Virilité

« […] la critique féministe, après avoir dénoncé le caractère aliénant des modèles traditionnels de féminité, s’est attachée, dans le courant des années 1970, à dissocier la masculinité des stéréotypes virils. En montrant que la virilité n’était pas un attribut naturel du mâle mais le fruit d’un ensemble de processus éducatifs et sociaux visant à perpétuer la domination masculine, ses détracteurs souhaitaient non seulement ouvrir un nouveau front dans la lutte pour l’égalité entre les sexes, mais également « donner des armes aux hommes désireux d’abandonner la parodie virile classique » et se libérer de ce « mythe terroriste »*. « (Ref. Arnaud Baudérot, « On ne naît pas viril, on le devient », Histoire de la virilité. La virilité en crise. (Dir. Jean-Jacques Courtine), Paris, Editions du Seuil. p.173. * Georges Falconnet et Nadine Lefaucheur, La fabrication des mâles, Paris, Suil, 1975. p.65.)

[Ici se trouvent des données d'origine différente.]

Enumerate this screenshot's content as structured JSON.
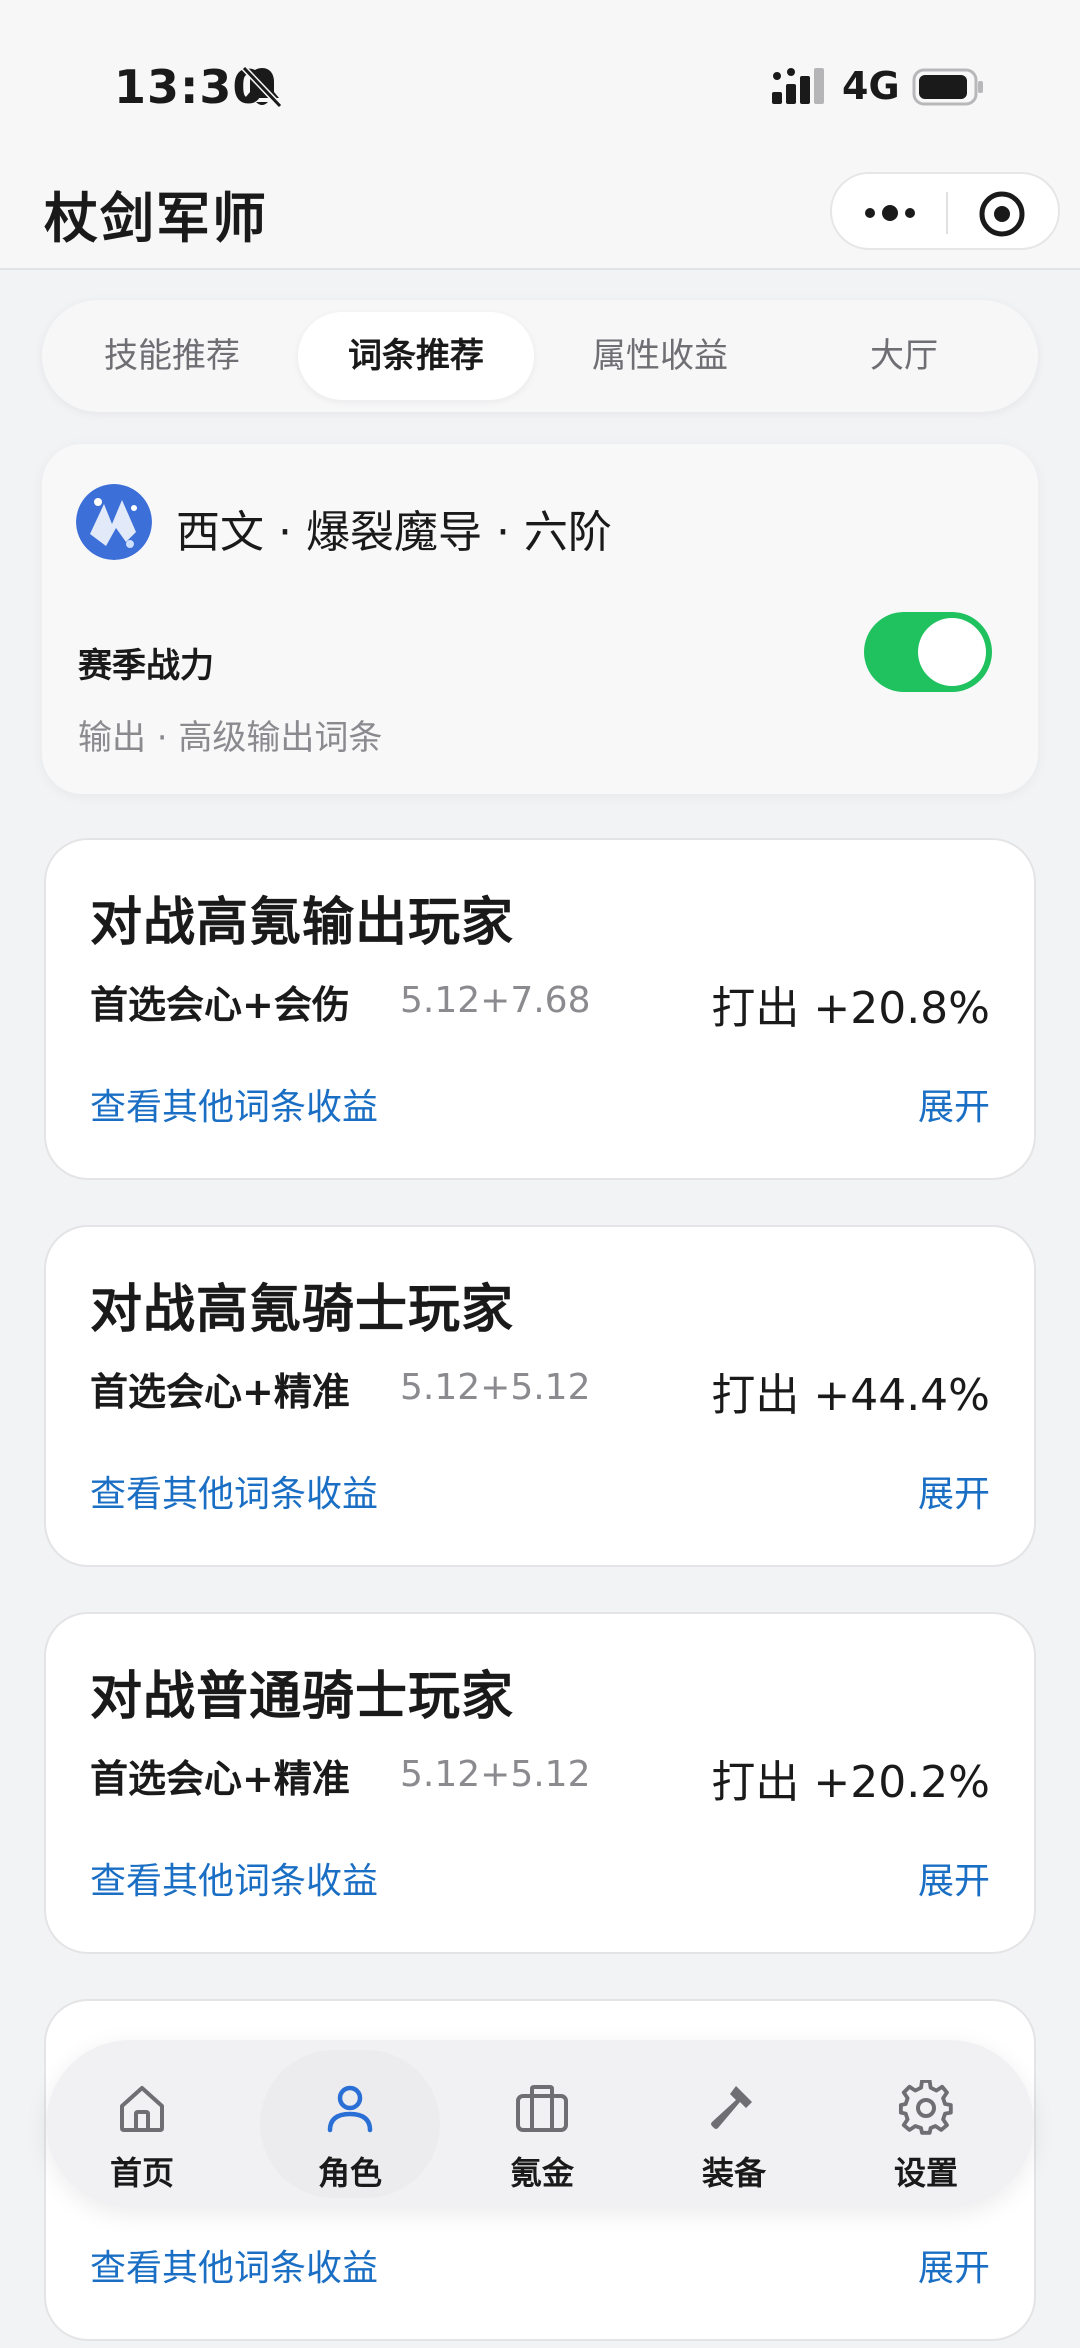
{
  "status": {
    "time": "13:30",
    "network": "4G"
  },
  "header": {
    "title": "杖剑军师"
  },
  "tabs": [
    {
      "label": "技能推荐"
    },
    {
      "label": "词条推荐"
    },
    {
      "label": "属性收益"
    },
    {
      "label": "大厅"
    }
  ],
  "profile": {
    "name": "西文 · 爆裂魔导 · 六阶",
    "season_label": "赛季战力",
    "season_sub": "输出 · 高级输出词条",
    "toggle_on": true
  },
  "cards": [
    {
      "title": "对战高氪输出玩家",
      "pick": "首选会心+会伤",
      "value": "5.12+7.68",
      "result": "打出 +20.8%",
      "link": "查看其他词条收益",
      "expand": "展开"
    },
    {
      "title": "对战高氪骑士玩家",
      "pick": "首选会心+精准",
      "value": "5.12+5.12",
      "result": "打出 +44.4%",
      "link": "查看其他词条收益",
      "expand": "展开"
    },
    {
      "title": "对战普通骑士玩家",
      "pick": "首选会心+精准",
      "value": "5.12+5.12",
      "result": "打出 +20.2%",
      "link": "查看其他词条收益",
      "expand": "展开"
    },
    {
      "link": "查看其他词条收益",
      "expand": "展开"
    }
  ],
  "nav": [
    {
      "label": "首页",
      "icon": "home-icon"
    },
    {
      "label": "角色",
      "icon": "user-icon"
    },
    {
      "label": "氪金",
      "icon": "briefcase-icon"
    },
    {
      "label": "装备",
      "icon": "hammer-icon"
    },
    {
      "label": "设置",
      "icon": "gear-icon"
    }
  ],
  "colors": {
    "accent": "#1a6fc4",
    "toggle": "#1fc25e",
    "nav_active": "#2a6fd6"
  }
}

« D’apparence universelle, inaltérable, car inscrite naturellement dans le corps, la virilité n’aurait pas de quoi « faire histoire ». Et pourtant de l’Antiquité jusqu’aux Lumières (tome 1), puis tout au long du XIXe siècle (tome 2), les qualités de la virilité ont été mises en valeur de manière variable : supériorité, force et grandeur physiques autant que morales, en sont les valeurs constitutives. Entre les XXe et XXIe siècles (tome III), l’histoire de la virilité se dessine dans un horizon trouble, par une crise, à l’intérieur même d’une « zone de turbulences culturelles, un champ d’incertitudes, une période de mutation » (p. 10). » (Ref. Guérin, Laura. « Alain Corbin, Jean Jacques Courtine & Georges Vigarello (dir.), Histoire de la virilité : Tome 3, La virilité en crise ? Le xxe-xxie siècle, Paris, Éditions du Seuil, 2011, 566 p. », Corps, vol. 14, no. 1, 2016, pp. 185-190).